Kazurin-775 commented 2 years ago

@Tim-Zhang I think that's a good point, but personally I'm against simply aborting the sender task, since there may be some rare race condition where some RPC requests already in the send queue may get dropped. It should be better to do a graceful shutdown (with proper synchronization), just like what the server part does.

By the way, in our further tests, we discovered that when the server side actively closes the connection in an idle state, a socket error will also be triggered, causing confusion to the users (since no error actually happens in RPC requests). Therefore, either the packet receive logic needs to be redesigned to avoid the error, or we should take care of the special case where there is no RPC pending when an error occurs.

These problems are harder than I previously thought, and maybe it's quite hard to solve them all in a single PR. Such modifications require careful consideration because of the complexity of the packet send logic.

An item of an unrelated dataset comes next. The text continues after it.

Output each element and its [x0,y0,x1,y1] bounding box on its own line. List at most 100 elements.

Kazurin-775 commented 2 years ago

I have pushed another patch that tries to address the 2 problems. But this new solution is rather opinionated, and it sacrifices some performance for better error handling. It also further complicates the send logic and thus requires more tests and validation.

Tim-Zhang commented 2 years ago

@Kazurin-775 Sorry for the late response, I have tested your code, it's good and worked, but I think it‘s a bit complicated. I still think the solution abort the sender is good enough and graceful shutdown is not necessary when the server down.

Kazurin-775 commented 2 years ago

I still think the solution abort the sender is good enough

What about messages already in the RequestReceiver's buffer? If there are any, they won't get processed and will hang forever. If we want this solution to work, the buffer size of the channel should be set to 0, at the cost of some performance.

EDIT: this also applies to requests pending at writer.write_all(&buf).await, so setting the channel buffer size alone may not be sufficient.

Kazurin-775 commented 2 years ago

It seems that aborting the sender causes the RequestReceiver to be dropped, which in turn drops all resp_tx instances in the queue, causing the following code to fail with an error:

https://github.com/containerd/ttrpc-rust/blob/178648063bfd460e9ae1416645d75f71879689fe/src/asynchronous/client.rs#L164-L167

The same applies to all resp_tx instances in req_map, since the termination of both tokio tasks causes req_map's reference count to drop to 0.

Therefore, it turns out that aborting the sender actually won't cause unexpected hangs of RPC requests. I will update the PR to use this approach.